We do know that reading aloud to young children is associated with better literacy outcomes. Simply having more books in the home is linked to better academic achievement (although this kind of data is rife with confounding factors, like socioeconomic status). Early academic skills, like reading, predict later academic success. Therefore anything that increases children’s motivation and enjoyment of reading is likely to have a positive effect. The hope is that information like this will allow for better targeting of books to children to engage their reading.

But even putting literacy and academic achievement aside, addressing putative causality is a better way to teach scientific knowledge, I think at any age. That last point is important to address – how do we best communicate science to a variety of audiences by age and background? Overall I think it’s best not to underestimate your audience and to aim a little high. The only caveat there is to avoid relying on specific technical terminology or background knowledge.

To explore this question further, let’s breakdown the different layers of information as I see it. The most basic information is simple factual statements – tigers are white, black, and orange. The value of factual information should not be underestimated or minimized. Concepts are important also, but concepts have to hang on facts – it is the interaction between the two that people need to grasp. But just “dry” facts don’t accomplish much on their own, and don’t engage curiosity. The next layer is why are tigers those colors? Because it provides camouflage in their jungle environment.
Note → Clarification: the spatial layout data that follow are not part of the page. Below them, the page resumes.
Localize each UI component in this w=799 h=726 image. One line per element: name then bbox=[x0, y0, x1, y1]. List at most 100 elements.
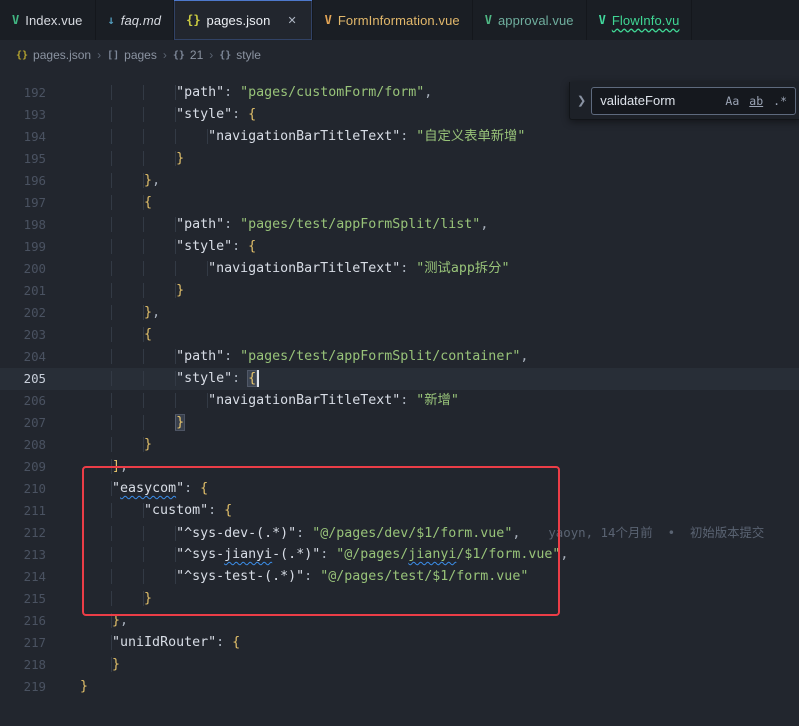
tab-forminformation-vue[interactable]: VFormInformation.vue bbox=[313, 0, 473, 40]
tab-index-vue[interactable]: VIndex.vue bbox=[0, 0, 96, 40]
breadcrumb-item-style[interactable]: {}style bbox=[219, 48, 261, 62]
code-line-199[interactable]: 199 "style": { bbox=[0, 236, 799, 258]
code-line-209[interactable]: 209 ], bbox=[0, 456, 799, 478]
code-line-212[interactable]: 212 "^sys-dev-(.*)": "@/pages/dev/$1/for… bbox=[0, 522, 799, 544]
find-input[interactable]: validateForm Aa ab .* bbox=[591, 87, 796, 115]
line-number[interactable]: 198 bbox=[0, 214, 46, 236]
line-content: } bbox=[46, 148, 184, 170]
line-number[interactable]: 207 bbox=[0, 412, 46, 434]
breadcrumb-item-pages-json[interactable]: {}pages.json bbox=[16, 48, 91, 62]
tab-pages-json[interactable]: {}pages.json✕ bbox=[174, 0, 313, 40]
line-number[interactable]: 205 bbox=[0, 368, 46, 390]
code-line-217[interactable]: 217 "uniIdRouter": { bbox=[0, 632, 799, 654]
line-number[interactable]: 194 bbox=[0, 126, 46, 148]
line-number[interactable]: 204 bbox=[0, 346, 46, 368]
vscode-window: VIndex.vue↓faq.md{}pages.json✕VFormInfor… bbox=[0, 0, 799, 726]
token bbox=[80, 613, 112, 628]
line-number[interactable]: 195 bbox=[0, 148, 46, 170]
code-line-208[interactable]: 208 } bbox=[0, 434, 799, 456]
tab-faq-md[interactable]: ↓faq.md bbox=[96, 0, 175, 40]
breadcrumb-label: pages bbox=[124, 48, 157, 62]
text-cursor bbox=[257, 370, 259, 387]
line-number[interactable]: 219 bbox=[0, 676, 46, 698]
line-number[interactable]: 209 bbox=[0, 456, 46, 478]
token: : bbox=[216, 635, 232, 650]
code-line-216[interactable]: 216 }, bbox=[0, 610, 799, 632]
code-line-203[interactable]: 203 { bbox=[0, 324, 799, 346]
code-line-198[interactable]: 198 "path": "pages/test/appFormSplit/lis… bbox=[0, 214, 799, 236]
line-number[interactable]: 197 bbox=[0, 192, 46, 214]
token: : bbox=[224, 349, 240, 364]
token: " bbox=[112, 481, 120, 496]
token: , bbox=[520, 349, 528, 364]
line-number[interactable]: 218 bbox=[0, 654, 46, 676]
line-number[interactable]: 206 bbox=[0, 390, 46, 412]
line-number[interactable]: 201 bbox=[0, 280, 46, 302]
line-number[interactable]: 215 bbox=[0, 588, 46, 610]
line-number[interactable]: 192 bbox=[0, 82, 46, 104]
line-number[interactable]: 196 bbox=[0, 170, 46, 192]
code-line-200[interactable]: 200 "navigationBarTitleText": "测试app拆分" bbox=[0, 258, 799, 280]
vue-icon: V bbox=[599, 13, 606, 27]
code-line-210[interactable]: 210 "easycom": { bbox=[0, 478, 799, 500]
code-line-205[interactable]: 205 "style": { bbox=[0, 368, 799, 390]
line-number[interactable]: 200 bbox=[0, 258, 46, 280]
code-line-197[interactable]: 197 { bbox=[0, 192, 799, 214]
whole-word-button[interactable]: ab bbox=[745, 92, 767, 110]
line-number[interactable]: 193 bbox=[0, 104, 46, 126]
close-icon[interactable]: ✕ bbox=[284, 13, 299, 28]
line-number[interactable]: 217 bbox=[0, 632, 46, 654]
code-line-196[interactable]: 196 }, bbox=[0, 170, 799, 192]
line-number[interactable]: 208 bbox=[0, 434, 46, 456]
tab-flowinfo-vu[interactable]: VFlowInfo.vu bbox=[587, 0, 693, 40]
token bbox=[80, 371, 176, 386]
code-line-218[interactable]: 218 } bbox=[0, 654, 799, 676]
line-number[interactable]: 211 bbox=[0, 500, 46, 522]
code-line-213[interactable]: 213 "^sys-jianyi-(.*)": "@/pages/jianyi/… bbox=[0, 544, 799, 566]
editor[interactable]: 192 "path": "pages/customForm/form",193 … bbox=[0, 70, 799, 726]
code-line-204[interactable]: 204 "path": "pages/test/appFormSplit/con… bbox=[0, 346, 799, 368]
line-number[interactable]: 213 bbox=[0, 544, 46, 566]
line-number[interactable]: 202 bbox=[0, 302, 46, 324]
token: "uniIdRouter" bbox=[112, 635, 216, 650]
code-line-211[interactable]: 211 "custom": { bbox=[0, 500, 799, 522]
tab-label: faq.md bbox=[121, 13, 161, 28]
line-content: "^sys-test-(.*)": "@/pages/test/$1/form.… bbox=[46, 566, 528, 588]
token: "^sys- bbox=[176, 547, 224, 562]
token: : bbox=[232, 371, 248, 386]
line-number[interactable]: 216 bbox=[0, 610, 46, 632]
code-line-194[interactable]: 194 "navigationBarTitleText": "自定义表单新增" bbox=[0, 126, 799, 148]
token: { bbox=[200, 481, 208, 496]
line-content: "easycom": { bbox=[46, 478, 208, 500]
tab-approval-vue[interactable]: Vapproval.vue bbox=[473, 0, 587, 40]
line-number[interactable]: 203 bbox=[0, 324, 46, 346]
line-number[interactable]: 212 bbox=[0, 522, 46, 544]
token: "path" bbox=[176, 349, 224, 364]
line-content: "^sys-jianyi-(.*)": "@/pages/jianyi/$1/f… bbox=[46, 544, 568, 566]
token: "测试app拆分" bbox=[416, 261, 509, 276]
line-content: "path": "pages/customForm/form", bbox=[46, 82, 432, 104]
line-number[interactable]: 210 bbox=[0, 478, 46, 500]
token bbox=[80, 349, 176, 364]
regex-button[interactable]: .* bbox=[769, 92, 791, 110]
toggle-replace-chevron-icon[interactable]: ❯ bbox=[572, 94, 591, 107]
token: : bbox=[224, 85, 240, 100]
token: "style" bbox=[176, 107, 232, 122]
code-line-219[interactable]: 219} bbox=[0, 676, 799, 698]
code-line-207[interactable]: 207 } bbox=[0, 412, 799, 434]
code-line-201[interactable]: 201 } bbox=[0, 280, 799, 302]
line-number[interactable]: 214 bbox=[0, 566, 46, 588]
line-number[interactable]: 199 bbox=[0, 236, 46, 258]
git-blame-annotation: yaoyn, 14个月前 • 初始版本提交 bbox=[548, 525, 764, 540]
token: "style" bbox=[176, 371, 232, 386]
match-case-button[interactable]: Aa bbox=[721, 92, 743, 110]
breadcrumb-item-pages[interactable]: []pages bbox=[107, 48, 157, 62]
code-line-214[interactable]: 214 "^sys-test-(.*)": "@/pages/test/$1/f… bbox=[0, 566, 799, 588]
breadcrumb-item-21[interactable]: {}21 bbox=[173, 48, 203, 62]
code-line-206[interactable]: 206 "navigationBarTitleText": "新增" bbox=[0, 390, 799, 412]
code-line-215[interactable]: 215 } bbox=[0, 588, 799, 610]
code-line-202[interactable]: 202 }, bbox=[0, 302, 799, 324]
token: } bbox=[80, 679, 88, 694]
code-line-195[interactable]: 195 } bbox=[0, 148, 799, 170]
line-content: "custom": { bbox=[46, 500, 232, 522]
This introduces the concept of camouflage and provides a reason “why” tigers are the color they are.

How camouflage works is a deeper causal question, and specifically why are orange tigers camouflaged in a green jungle? Well, most of their prey are dichromats who do not distinguish between green and orange, so to their eyes tigers blend in with their surroundings. We can go deeper still. How did the tiger get its camouflage. That is where evolution comes in, and we can dive pretty deep on how evolution works, selective pressures, and population genetics.
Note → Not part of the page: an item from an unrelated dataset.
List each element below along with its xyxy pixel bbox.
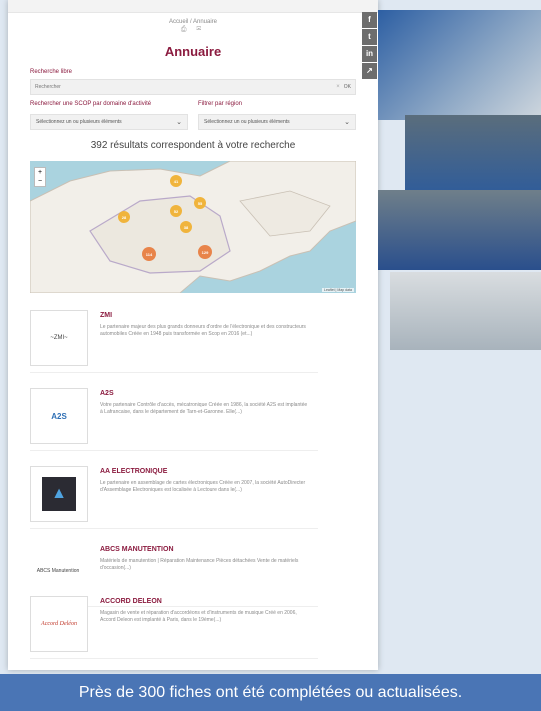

But there is yet another layer to science communication – how do we know this and with how much confidence? This gets to how we build scientific knowledge through science-based methodology. That is ultimately what we want everyone to have at least a basic understanding of, how do we know what we claim to know? How does knowledge itself work? This ties into the final layer of knowledge, and that is dealing with controversies, schools of thought, differences of opinion, minority and even fringe beliefs.

I’m not recommending that we dive into heated controversies to answer basic questions from 5 year-olds. But I do think we should always be previewing the next layer deep of knowledge. I also think, and evidence like this recent study supports this, that even at the most basic level discussing why is important. People should learn from the youngest age that facts and concepts go together, and children seem to have an instinctive yearning for understanding the concepts. This should be nurtured.

With my own children I also went further, and addressed from the youngest age the “how do we know” layer. When my daughter asked me what color dinosaurs were, I asked her back, “How could we know what color they were?” We then explored that question together. Inference from extant animals, for example. What factors determine what color an animal is. Camouflage is a big factor, but not all animals are camouflages. Some are brightly colored to attract mates, or as a warning that they are venomous or poisonous. So we may be able to infer what some dinosaurs likely looked like by understanding their likely behavior. Predators, for example, were likely camouflaged – but like tigers, this can take many forms. Some fossils also retain fossilized pigments, so we do have some direct evidence, mostly from avian dinosaurs.

Even from the youngest age, asking, “how do we know” was much more engaging and interesting than simply giving an answer, even a causal one. I look at this as – give me a fish and you feed me for a day, teach me to fish and you feed me for life. Give someone a fact, and they have learned one thing. Teach them how to learn, how science and knowledge work, and how to think critically, and you give them the universe.